Danielsson Frida, James Tojo, Gomez-Cabrero David, Huss Mikael
Brief Bioinform. 2015 Nov;16(6):941-9. doi: 10.1093/bib/bbv017. Epub 2015 Mar 30.
Sequencing-based gene expression methods like RNA-sequencing (RNA-seq) have become increasingly common, but it is often claimed that results obtained in different studies are not comparable owing to the influence of laboratory batch effects, differences in RNA extraction and sequencing library preparation methods and bioinformatics processing pipelines. It would be unfortunate if different experiments were in fact incomparable, as there is great promise in data fusion and meta-analysis applied to sequencing data sets. We therefore compared reported gene expression measurements for ostensibly similar samples (specifically, human brain, heart and kidney samples) in several different RNA-seq studies to assess their overall consistency and to examine the factors contributing most to systematic differences. The same comparisons were also performed after preprocessing all data in a consistent way, eliminating potential bias from bioinformatics pipelines. We conclude that published human tissue RNA-seq expression measurements appear relatively consistent in the sense that samples cluster by tissue rather than laboratory of origin given simple preprocessing transformations. The article is supplemented by a detailed walkthrough with embedded R code and figures.
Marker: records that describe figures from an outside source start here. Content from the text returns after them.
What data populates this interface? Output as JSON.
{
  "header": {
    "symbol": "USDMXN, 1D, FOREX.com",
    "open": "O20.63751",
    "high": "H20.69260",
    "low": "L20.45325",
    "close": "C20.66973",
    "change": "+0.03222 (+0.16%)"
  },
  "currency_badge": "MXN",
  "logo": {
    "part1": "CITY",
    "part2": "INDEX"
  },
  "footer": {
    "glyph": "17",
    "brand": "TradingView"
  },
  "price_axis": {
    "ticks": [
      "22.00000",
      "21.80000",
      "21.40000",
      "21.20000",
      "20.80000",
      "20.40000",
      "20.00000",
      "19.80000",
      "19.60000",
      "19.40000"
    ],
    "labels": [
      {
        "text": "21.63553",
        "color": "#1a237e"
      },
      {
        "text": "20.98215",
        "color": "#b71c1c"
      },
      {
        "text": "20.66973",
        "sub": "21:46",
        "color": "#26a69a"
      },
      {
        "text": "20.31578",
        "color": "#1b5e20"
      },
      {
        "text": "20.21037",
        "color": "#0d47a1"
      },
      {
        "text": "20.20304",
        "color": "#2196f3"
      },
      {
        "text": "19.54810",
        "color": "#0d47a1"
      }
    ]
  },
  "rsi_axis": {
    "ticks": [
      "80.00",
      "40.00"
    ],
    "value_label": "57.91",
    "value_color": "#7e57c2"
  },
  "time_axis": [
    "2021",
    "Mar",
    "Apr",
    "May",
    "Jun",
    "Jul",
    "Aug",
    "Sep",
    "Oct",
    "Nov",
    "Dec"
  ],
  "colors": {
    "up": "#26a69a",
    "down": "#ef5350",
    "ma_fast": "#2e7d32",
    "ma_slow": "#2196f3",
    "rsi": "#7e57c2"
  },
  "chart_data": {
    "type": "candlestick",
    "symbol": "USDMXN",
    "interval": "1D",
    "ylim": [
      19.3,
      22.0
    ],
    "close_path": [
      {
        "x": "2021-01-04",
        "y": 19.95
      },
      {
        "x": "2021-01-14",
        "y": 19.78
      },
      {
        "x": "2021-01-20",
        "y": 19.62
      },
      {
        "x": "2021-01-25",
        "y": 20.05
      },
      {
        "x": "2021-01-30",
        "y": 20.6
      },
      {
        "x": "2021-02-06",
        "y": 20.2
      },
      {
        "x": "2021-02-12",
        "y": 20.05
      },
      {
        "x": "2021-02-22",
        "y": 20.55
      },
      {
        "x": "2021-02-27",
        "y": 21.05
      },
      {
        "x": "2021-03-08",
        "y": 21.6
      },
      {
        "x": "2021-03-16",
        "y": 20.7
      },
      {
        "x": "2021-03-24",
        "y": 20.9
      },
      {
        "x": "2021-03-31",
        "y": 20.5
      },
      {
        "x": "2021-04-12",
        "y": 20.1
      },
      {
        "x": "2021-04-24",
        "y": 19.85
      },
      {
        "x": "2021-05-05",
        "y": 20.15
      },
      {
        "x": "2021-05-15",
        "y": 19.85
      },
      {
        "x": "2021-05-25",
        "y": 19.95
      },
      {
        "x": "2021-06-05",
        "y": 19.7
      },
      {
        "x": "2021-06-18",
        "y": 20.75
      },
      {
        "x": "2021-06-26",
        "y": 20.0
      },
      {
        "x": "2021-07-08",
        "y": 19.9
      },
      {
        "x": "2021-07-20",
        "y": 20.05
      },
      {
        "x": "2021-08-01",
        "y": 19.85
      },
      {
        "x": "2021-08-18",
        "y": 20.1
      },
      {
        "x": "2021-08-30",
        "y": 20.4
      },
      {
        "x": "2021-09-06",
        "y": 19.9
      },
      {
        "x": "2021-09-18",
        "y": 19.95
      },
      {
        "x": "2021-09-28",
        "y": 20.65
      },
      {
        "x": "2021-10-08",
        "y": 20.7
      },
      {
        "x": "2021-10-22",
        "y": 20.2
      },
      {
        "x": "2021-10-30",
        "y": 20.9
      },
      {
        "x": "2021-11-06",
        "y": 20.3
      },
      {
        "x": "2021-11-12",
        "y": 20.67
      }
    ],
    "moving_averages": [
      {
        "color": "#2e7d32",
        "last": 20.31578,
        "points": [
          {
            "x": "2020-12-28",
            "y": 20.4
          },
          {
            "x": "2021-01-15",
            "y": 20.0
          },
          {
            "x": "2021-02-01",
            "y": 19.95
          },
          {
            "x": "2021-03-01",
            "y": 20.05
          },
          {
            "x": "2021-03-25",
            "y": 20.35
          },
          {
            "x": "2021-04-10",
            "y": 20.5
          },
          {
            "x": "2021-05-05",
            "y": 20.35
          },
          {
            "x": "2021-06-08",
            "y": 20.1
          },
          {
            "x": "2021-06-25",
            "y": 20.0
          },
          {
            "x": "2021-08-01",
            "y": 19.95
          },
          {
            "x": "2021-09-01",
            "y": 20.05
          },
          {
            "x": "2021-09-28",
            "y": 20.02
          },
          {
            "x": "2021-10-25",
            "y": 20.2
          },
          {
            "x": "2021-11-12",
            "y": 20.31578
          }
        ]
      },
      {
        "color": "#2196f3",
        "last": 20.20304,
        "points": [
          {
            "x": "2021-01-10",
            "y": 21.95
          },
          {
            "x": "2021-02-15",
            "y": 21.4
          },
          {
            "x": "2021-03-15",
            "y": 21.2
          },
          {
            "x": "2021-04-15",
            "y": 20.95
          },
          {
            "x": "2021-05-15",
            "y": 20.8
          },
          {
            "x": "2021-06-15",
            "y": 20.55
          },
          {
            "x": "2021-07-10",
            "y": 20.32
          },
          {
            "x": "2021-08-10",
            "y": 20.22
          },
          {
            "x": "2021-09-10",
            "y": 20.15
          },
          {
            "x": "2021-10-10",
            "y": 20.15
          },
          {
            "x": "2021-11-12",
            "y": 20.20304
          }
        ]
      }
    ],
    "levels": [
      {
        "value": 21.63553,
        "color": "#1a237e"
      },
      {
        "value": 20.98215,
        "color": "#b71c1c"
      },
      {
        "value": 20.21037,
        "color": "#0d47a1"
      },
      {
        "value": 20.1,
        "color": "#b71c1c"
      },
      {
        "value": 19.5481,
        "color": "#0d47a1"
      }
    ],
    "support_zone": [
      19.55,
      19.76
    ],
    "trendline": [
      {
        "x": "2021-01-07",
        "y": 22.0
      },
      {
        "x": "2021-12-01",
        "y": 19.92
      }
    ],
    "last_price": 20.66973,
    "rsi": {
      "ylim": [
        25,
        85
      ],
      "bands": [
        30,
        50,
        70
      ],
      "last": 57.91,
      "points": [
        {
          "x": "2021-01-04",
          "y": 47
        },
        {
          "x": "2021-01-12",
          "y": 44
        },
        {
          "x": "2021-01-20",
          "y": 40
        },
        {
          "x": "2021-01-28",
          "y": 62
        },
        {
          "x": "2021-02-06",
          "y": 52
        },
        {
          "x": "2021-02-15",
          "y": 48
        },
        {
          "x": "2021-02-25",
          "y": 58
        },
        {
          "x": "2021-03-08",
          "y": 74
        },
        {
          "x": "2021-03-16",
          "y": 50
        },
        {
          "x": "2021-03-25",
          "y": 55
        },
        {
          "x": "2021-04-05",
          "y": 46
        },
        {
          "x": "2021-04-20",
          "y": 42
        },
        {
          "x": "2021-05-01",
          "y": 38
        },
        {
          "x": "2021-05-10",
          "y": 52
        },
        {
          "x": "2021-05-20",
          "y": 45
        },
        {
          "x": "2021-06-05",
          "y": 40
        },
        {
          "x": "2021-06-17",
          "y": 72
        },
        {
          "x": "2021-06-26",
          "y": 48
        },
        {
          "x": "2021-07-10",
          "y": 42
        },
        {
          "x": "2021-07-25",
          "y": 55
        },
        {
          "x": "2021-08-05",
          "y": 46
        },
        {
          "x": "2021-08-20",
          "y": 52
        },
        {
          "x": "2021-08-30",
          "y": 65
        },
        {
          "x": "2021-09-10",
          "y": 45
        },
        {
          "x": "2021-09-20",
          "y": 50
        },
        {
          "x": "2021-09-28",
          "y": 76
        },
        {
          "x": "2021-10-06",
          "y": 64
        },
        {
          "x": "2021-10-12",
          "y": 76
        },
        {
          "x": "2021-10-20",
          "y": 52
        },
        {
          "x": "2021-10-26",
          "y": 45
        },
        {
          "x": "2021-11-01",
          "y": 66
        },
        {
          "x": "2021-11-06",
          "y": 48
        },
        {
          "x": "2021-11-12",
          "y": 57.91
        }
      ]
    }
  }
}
基于测序的基因表达方法,如RNA测序(RNA-seq)已变得越来越普遍,但人们常称,由于实验室批次效应、RNA提取和测序文库制备方法以及生物信息学处理流程的影响,不同研究中获得的结果无法进行比较。如果不同实验实际上确实无法比较,那将是不幸的,因为将数据融合和荟萃分析应用于测序数据集有很大的前景。因此,我们比较了几个不同RNA-seq研究中表面上相似样本(具体为人脑、心脏和肾脏样本)的报告基因表达测量值,以评估它们的总体一致性,并检查对系统差异贡献最大的因素。在以一致的方式对所有数据进行预处理后,消除生物信息学流程中的潜在偏差后,我们也进行了同样的比较。我们得出结论,在进行简单的预处理转换后,已发表的人类组织RNA-seq表达测量值在样本按组织而非来源实验室聚类的意义上显得相对一致。本文辅以带有嵌入式R代码和图表的详细演练。